La tela, La vocazione di San Matteo, è stata dipinta da Caravaggio negli anni 1598-1601 per la chiesa di San Luigi dei Francesi. All’origine della scena abbiamo l’episodio del Vangelo in cui si narra che Gesù invita a seguirlo un gabelliere Matteo, il quale, alzatosi, lo seguì.
Il tema è quindi quello della fede che può arrivare a coinvolgere tutti anche i peccatori, tenuto conto che, a quel tempo, il lavoro di Matteo era considerato peccaminoso perché estorceva il denaro. In un ambiente buoi e squallido, seduti intorno ad un tavolo alcuni uomini stanno contando del denaro perché questo è il momento della riscossione delle tasse. Ad un tratto, entrano, improvvisamente nella stanza due personaggi: S. Pietro e Gesù. Quest’ultimo indica con la mano Matteo, invitandolo a seguire. Da parte sua Matteo indica se stesso, pieno di stupore, per avere conferma che sia stato lui il chiamato. Pertanto, c’è un’istantaneità della risposta che segue la chiamata. Fra i cinque personaggi intorno al tavolo, solo Matteo capisce ciò che sta succedendo. I due giovani a destra, si volgono verso il nuovo venuto, presi da curiosità, gli altri due continuano imperterriti a contare il loro denaro e non si accorgono minimamente di quello che sta succedendo. Tutte le persone indossano abiti del Cinquecento, ma non Gesù e S. Pietro. A proposito dei personaggi bisogna ricordare che la storia della chiamata di Matteo nei Vangeli non cita proprio il nome di Pietro, ed inoltre nemmeno il committente dell’opera, il cardinale francese Mathieu Cointrel, aveva richiesto la sua presenza. Fra l’altro si può notare che anche l’apostolo guarda Gesù con un certo stupore ed una certa perplessità e sta cercando di capire a chi si sta rivolgendo il Salvatore, non credendo che in un luogo del genere si potesse trovare un futuro apostolo. Ma perché Caravaggio ha inserito nella scena S. Pietro? Egli è il futuro Papa, colui che rappresenta la Chiesa e che ricopre il ruolo di intermediario fra Dio e l’uomo. Inoltre, la figura di Pietro pur ricoprendo, in parte, quella Gesù, contribuisce a mettere in risalto la mano e il viso.

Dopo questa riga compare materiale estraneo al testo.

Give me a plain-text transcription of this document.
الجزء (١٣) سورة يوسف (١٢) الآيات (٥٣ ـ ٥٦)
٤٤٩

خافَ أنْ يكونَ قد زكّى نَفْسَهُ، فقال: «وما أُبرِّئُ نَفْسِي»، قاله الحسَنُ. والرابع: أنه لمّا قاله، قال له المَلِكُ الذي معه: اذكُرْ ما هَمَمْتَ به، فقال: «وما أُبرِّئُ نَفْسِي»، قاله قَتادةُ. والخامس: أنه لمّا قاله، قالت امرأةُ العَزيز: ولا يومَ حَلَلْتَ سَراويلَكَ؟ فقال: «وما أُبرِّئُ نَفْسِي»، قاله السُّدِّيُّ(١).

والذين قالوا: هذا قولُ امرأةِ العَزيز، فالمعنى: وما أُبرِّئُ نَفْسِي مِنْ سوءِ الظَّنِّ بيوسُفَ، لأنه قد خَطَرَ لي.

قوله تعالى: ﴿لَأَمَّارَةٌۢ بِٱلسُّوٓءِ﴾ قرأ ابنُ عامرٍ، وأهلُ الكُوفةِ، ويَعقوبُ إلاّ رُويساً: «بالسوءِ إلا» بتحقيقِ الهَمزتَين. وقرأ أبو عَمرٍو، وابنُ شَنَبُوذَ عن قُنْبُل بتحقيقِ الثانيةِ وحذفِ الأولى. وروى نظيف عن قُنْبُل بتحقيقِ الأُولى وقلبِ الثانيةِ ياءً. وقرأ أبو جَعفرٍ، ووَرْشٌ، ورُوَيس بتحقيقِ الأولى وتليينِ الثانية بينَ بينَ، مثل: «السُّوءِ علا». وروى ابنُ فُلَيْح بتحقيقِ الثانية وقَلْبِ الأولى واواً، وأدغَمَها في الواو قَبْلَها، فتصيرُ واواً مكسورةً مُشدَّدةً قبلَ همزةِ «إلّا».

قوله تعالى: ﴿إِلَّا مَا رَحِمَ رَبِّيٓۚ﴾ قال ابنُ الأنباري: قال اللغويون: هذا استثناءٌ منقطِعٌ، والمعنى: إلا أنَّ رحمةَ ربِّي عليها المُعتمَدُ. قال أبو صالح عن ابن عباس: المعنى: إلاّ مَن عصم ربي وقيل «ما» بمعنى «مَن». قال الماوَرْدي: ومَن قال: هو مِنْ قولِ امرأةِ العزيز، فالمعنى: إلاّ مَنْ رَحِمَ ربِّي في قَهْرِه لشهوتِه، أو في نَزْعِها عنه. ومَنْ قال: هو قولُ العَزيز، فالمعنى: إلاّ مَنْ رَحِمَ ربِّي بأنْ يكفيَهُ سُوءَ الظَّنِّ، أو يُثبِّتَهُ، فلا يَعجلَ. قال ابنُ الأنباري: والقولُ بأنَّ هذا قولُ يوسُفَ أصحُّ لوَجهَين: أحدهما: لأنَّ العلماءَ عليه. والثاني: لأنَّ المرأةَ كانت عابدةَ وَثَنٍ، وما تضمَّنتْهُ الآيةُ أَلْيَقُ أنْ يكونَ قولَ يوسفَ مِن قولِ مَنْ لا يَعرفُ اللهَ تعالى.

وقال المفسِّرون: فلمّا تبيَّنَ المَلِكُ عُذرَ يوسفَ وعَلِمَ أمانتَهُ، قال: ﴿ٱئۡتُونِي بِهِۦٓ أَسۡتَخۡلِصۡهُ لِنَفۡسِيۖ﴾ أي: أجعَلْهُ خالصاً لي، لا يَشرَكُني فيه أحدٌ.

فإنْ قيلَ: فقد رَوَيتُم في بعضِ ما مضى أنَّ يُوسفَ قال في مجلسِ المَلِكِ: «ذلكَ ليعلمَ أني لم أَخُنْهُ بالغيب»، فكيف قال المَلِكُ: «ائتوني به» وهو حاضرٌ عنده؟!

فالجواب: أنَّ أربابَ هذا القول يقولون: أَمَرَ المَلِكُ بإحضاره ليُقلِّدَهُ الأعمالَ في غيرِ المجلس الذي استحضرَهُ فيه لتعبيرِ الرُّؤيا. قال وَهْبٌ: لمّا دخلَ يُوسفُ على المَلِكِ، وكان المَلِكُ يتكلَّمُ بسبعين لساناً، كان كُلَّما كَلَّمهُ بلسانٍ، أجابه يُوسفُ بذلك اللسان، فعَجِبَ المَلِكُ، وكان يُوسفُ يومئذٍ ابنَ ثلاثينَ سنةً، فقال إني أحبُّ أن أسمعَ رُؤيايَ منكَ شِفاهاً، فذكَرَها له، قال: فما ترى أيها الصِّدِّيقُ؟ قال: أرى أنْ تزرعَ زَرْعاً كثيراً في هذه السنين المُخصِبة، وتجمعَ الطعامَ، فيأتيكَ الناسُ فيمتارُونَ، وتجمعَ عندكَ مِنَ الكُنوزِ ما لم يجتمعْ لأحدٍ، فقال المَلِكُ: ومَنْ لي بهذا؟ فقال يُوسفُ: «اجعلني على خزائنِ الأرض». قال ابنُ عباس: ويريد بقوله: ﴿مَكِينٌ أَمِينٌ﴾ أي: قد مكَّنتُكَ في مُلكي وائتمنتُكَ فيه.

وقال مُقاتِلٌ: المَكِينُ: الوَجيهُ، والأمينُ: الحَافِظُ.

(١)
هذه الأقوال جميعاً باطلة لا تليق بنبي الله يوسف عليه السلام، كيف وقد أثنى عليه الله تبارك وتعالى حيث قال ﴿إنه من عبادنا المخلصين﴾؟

Il significato della grazia divina che discende nel buio del peccato è reso dalla luce, che non proviene dalla finestra che tuttavia è ben visibile allo spettatore. Essa proviene, in modo intenso ed obliquo da destra, come se dalla porta, dalla quale è entrato appena Gesù, posta ad un livello più alto della stanza, fosse rimasta spalancata. Tuttavia, poiché non si è essere sicuri con certezza da cui essa provenga, non è più una luce reale e concreta, ma una luce morale che scende sfiorando il viso di Gesù, rischiarando la mano, che crea la vita, soffermandosi su tutti i presenti, ma soprattutto su Matteo.
Da accennare che alcuni critici sostengono che Matteo sia non l’uomo con la barba a cui si è accennato precedentemente, bensì quello che nonostante il miracolo, continua a contare la somma d’argento.